Alors la voix d’Andréa se fit entendre :

— Faisons venir Hubert, il confondra ces fourbes !

Mais au moment où le patriarche acquiesçait à cette proposition qui paraissait des plus normales, Rouletabille supplia qu’on n’y donnât point suite :

— Si vous faites venir Hubert, expliqua-t-il, il ne nous confondra pas, il niera !… Et moi, de mon côté, en affirmant, je ne le confondrai pas davantage !… Il faut que la preuve de l’infamie que je vous dénonce ne vienne ni de lui ni de moi, pour qu’elle acquière aux yeux d’un conseil de sages comme celui que je vois rassemblé ici, une valeur capable d’entraîner votre conviction !… Prêtez-moi donc une oreille attentive !… Il existe une femme dont vous ignorez la présence dans cette ville et qui en sait long sur Hubert de Lauriac ! c’est cette femme que je voudrais vous faire entendre.

« Encore la Pieuvre ! se disait Jean… Quel secours peut-il attendre de ce côté ?

Et il voulut le détourner de son dessein, lui rappelant qu’elle avait partie liée avec Hubert depuis Innsbruck et qu’elle n’était certainement venue à Sever-Turn que pour leur porter un dernier coup.

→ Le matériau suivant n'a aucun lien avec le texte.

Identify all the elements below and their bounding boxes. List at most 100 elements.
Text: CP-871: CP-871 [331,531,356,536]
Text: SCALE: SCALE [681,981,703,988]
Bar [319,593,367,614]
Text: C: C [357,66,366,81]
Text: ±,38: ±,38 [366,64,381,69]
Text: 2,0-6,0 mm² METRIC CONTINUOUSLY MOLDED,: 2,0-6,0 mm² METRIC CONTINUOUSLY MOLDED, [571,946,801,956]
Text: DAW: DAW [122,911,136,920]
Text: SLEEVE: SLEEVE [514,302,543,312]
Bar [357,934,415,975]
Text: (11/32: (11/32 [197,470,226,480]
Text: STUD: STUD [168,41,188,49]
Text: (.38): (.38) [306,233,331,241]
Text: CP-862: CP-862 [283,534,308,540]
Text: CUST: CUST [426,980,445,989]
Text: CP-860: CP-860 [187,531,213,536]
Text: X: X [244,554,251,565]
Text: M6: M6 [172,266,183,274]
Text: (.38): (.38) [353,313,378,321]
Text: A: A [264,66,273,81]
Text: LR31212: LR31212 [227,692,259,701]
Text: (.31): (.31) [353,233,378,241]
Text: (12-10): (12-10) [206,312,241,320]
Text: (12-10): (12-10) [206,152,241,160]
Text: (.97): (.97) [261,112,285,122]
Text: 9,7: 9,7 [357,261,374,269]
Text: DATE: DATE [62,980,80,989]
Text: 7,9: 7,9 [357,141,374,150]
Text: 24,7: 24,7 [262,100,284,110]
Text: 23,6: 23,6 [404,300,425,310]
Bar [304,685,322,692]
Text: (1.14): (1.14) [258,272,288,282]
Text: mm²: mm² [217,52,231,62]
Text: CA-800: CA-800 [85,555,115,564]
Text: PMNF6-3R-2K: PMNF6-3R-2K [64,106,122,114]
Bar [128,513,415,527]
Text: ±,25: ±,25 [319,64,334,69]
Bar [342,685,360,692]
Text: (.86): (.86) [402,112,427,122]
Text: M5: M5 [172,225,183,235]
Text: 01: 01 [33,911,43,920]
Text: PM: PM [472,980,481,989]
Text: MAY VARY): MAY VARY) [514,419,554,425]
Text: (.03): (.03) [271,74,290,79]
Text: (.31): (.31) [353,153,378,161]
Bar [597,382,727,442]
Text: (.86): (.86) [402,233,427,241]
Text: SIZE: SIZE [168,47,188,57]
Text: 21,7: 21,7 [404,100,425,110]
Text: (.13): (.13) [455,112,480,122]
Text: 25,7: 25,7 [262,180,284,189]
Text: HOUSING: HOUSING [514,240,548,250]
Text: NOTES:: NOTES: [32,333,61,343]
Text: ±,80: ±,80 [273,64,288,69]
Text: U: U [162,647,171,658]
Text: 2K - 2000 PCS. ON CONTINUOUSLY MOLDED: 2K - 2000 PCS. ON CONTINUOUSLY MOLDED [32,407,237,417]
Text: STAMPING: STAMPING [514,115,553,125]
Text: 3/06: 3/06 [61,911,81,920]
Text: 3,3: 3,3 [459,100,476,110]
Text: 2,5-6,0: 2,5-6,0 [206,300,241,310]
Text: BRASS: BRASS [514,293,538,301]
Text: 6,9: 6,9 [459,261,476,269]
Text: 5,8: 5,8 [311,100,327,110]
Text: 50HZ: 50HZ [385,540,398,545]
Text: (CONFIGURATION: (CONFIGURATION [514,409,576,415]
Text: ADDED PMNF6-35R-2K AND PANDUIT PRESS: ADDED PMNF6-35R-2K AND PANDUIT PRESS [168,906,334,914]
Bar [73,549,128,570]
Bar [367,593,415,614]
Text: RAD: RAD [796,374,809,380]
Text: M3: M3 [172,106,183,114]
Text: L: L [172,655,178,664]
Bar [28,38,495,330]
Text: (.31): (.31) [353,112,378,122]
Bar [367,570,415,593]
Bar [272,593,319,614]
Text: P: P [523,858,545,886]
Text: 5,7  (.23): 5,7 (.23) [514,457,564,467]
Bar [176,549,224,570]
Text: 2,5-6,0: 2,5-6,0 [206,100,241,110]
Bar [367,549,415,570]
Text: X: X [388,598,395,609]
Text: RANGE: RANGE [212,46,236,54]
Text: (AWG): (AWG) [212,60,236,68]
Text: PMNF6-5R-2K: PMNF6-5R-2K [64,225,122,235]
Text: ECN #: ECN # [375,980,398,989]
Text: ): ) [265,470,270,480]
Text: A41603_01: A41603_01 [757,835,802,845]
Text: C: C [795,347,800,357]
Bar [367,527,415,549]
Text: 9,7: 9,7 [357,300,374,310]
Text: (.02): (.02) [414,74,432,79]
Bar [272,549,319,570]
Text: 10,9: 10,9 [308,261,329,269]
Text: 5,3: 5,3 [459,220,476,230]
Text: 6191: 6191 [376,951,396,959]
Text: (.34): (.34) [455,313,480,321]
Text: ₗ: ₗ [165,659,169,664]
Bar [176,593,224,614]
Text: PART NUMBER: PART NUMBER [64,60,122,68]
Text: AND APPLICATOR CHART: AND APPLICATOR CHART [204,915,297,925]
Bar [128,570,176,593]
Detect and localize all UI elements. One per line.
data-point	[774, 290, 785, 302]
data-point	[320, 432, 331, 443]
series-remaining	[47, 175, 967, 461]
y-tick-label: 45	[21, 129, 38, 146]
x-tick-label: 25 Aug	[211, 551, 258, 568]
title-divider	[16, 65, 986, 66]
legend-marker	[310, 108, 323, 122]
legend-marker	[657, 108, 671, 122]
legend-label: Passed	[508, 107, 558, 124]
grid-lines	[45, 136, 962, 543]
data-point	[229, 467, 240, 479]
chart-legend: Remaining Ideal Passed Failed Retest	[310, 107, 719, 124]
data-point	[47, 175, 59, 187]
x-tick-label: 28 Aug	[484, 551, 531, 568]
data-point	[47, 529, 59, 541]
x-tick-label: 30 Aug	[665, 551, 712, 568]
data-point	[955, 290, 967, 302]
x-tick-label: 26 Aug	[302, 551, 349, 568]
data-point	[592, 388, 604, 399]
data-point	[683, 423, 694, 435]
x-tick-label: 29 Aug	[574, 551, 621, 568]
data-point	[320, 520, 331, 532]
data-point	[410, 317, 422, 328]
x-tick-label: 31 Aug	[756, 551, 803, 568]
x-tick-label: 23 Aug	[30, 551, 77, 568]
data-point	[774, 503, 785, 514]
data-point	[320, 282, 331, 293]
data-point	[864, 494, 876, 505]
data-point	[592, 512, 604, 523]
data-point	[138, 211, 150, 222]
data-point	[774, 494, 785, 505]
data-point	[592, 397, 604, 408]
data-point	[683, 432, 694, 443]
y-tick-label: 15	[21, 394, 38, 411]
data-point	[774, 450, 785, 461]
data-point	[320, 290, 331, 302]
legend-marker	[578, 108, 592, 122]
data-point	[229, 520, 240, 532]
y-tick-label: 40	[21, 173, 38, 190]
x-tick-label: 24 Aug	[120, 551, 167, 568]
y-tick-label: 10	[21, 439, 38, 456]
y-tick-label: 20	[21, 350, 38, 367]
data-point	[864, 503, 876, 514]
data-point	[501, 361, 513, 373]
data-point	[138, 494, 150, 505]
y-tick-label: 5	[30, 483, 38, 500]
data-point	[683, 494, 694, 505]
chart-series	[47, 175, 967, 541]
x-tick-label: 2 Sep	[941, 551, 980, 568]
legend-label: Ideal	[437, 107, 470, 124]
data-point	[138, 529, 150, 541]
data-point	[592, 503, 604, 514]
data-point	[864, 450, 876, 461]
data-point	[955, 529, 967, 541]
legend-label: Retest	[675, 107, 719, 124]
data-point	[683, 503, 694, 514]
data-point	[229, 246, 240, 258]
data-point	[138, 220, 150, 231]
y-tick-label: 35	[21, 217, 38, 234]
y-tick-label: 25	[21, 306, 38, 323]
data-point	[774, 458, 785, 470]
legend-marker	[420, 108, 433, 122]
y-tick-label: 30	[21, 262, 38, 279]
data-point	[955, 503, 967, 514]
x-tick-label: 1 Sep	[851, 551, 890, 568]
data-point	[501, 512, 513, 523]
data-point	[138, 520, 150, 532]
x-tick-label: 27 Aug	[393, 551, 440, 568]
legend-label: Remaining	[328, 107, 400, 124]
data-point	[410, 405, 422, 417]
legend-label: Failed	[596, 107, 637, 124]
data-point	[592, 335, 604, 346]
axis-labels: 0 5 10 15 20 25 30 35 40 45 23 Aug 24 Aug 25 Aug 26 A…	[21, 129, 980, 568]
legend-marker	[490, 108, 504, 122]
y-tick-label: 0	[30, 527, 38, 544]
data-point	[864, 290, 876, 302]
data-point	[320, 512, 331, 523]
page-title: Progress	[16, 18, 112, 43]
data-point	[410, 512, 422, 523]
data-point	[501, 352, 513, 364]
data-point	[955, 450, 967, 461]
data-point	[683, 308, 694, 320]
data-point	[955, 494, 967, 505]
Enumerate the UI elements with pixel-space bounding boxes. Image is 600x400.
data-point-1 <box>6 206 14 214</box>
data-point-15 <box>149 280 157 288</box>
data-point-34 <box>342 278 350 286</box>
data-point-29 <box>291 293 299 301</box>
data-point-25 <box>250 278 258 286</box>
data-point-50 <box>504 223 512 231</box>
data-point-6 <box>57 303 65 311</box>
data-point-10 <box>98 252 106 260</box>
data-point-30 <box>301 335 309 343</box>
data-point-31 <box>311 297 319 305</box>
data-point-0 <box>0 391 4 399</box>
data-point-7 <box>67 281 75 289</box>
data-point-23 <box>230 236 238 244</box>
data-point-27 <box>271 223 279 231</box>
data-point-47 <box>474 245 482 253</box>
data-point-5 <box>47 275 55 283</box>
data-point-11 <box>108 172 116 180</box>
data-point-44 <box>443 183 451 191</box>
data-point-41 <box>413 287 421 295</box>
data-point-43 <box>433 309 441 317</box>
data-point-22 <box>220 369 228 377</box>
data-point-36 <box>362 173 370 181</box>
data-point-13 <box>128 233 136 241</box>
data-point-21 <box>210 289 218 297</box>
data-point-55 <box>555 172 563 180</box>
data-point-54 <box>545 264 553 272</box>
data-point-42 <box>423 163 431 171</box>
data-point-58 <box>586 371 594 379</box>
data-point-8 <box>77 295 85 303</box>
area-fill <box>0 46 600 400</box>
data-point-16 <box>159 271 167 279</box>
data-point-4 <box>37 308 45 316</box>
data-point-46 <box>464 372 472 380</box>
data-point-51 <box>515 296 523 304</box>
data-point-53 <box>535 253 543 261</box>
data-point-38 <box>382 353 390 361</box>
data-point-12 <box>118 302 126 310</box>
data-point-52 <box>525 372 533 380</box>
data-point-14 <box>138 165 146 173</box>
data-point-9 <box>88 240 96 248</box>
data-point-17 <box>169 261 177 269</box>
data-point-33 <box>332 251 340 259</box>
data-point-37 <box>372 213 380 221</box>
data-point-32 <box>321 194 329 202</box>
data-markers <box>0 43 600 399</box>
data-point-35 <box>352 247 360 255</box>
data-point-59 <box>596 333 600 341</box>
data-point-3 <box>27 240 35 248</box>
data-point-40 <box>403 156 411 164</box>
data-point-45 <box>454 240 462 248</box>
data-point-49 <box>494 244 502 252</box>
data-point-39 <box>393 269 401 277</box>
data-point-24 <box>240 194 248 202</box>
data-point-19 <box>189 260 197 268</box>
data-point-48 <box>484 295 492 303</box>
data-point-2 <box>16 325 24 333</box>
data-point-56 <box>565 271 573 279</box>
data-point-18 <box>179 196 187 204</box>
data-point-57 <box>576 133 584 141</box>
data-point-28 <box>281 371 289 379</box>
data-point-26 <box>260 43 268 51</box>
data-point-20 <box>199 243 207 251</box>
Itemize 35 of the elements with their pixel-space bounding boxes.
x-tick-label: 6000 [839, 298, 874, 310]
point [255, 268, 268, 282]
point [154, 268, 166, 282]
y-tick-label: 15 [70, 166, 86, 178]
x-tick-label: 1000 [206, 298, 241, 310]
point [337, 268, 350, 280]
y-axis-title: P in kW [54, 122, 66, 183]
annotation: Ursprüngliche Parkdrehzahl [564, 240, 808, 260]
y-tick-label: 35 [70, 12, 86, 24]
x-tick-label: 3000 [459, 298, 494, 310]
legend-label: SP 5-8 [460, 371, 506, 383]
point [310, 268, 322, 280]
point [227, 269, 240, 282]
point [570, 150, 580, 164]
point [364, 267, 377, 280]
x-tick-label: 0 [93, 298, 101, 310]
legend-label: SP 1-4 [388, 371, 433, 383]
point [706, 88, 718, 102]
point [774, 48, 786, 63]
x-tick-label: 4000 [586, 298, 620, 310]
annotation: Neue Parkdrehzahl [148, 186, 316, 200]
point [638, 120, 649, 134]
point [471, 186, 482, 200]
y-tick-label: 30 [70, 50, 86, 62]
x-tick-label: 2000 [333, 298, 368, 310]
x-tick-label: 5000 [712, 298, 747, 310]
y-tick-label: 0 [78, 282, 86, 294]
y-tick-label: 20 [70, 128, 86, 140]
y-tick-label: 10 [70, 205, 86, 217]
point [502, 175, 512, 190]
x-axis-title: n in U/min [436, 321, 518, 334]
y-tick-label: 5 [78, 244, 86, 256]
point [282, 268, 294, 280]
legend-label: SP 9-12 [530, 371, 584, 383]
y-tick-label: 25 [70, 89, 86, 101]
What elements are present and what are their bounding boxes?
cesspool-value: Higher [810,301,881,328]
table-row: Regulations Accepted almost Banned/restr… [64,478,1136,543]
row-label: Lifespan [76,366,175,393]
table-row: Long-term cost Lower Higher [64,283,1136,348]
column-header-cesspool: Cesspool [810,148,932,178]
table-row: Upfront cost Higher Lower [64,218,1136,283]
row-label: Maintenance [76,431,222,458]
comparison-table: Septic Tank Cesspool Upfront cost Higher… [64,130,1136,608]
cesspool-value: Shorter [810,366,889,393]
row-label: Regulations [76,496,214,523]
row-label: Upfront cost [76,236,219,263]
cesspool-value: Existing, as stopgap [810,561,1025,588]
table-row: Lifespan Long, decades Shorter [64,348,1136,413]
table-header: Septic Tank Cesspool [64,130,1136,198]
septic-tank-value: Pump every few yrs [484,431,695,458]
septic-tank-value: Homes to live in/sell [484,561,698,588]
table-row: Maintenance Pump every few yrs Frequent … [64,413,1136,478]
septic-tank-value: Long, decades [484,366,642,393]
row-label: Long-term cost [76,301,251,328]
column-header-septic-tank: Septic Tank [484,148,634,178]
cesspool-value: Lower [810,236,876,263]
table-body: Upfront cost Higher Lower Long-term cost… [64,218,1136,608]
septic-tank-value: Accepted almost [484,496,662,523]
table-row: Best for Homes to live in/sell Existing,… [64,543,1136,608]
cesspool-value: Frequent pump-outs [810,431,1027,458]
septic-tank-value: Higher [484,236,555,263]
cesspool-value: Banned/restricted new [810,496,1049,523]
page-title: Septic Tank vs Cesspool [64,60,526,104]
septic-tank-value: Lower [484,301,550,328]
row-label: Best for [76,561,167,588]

Mais Rouletabille ne l’écoutait même point.

— Il faut que je retrouve cette femme ! disait-il au patriarche… Accordez-moi une heure de liberté !

Jean haussait les épaules :

— Si tu crois qu’ils vont te laisser sortir comme ça !

— Je vous laisse mes amis comme otages ! proposa le reporter… Si je ne suis pas de retour dans une heure, vous en ferez ce que vous voudrez !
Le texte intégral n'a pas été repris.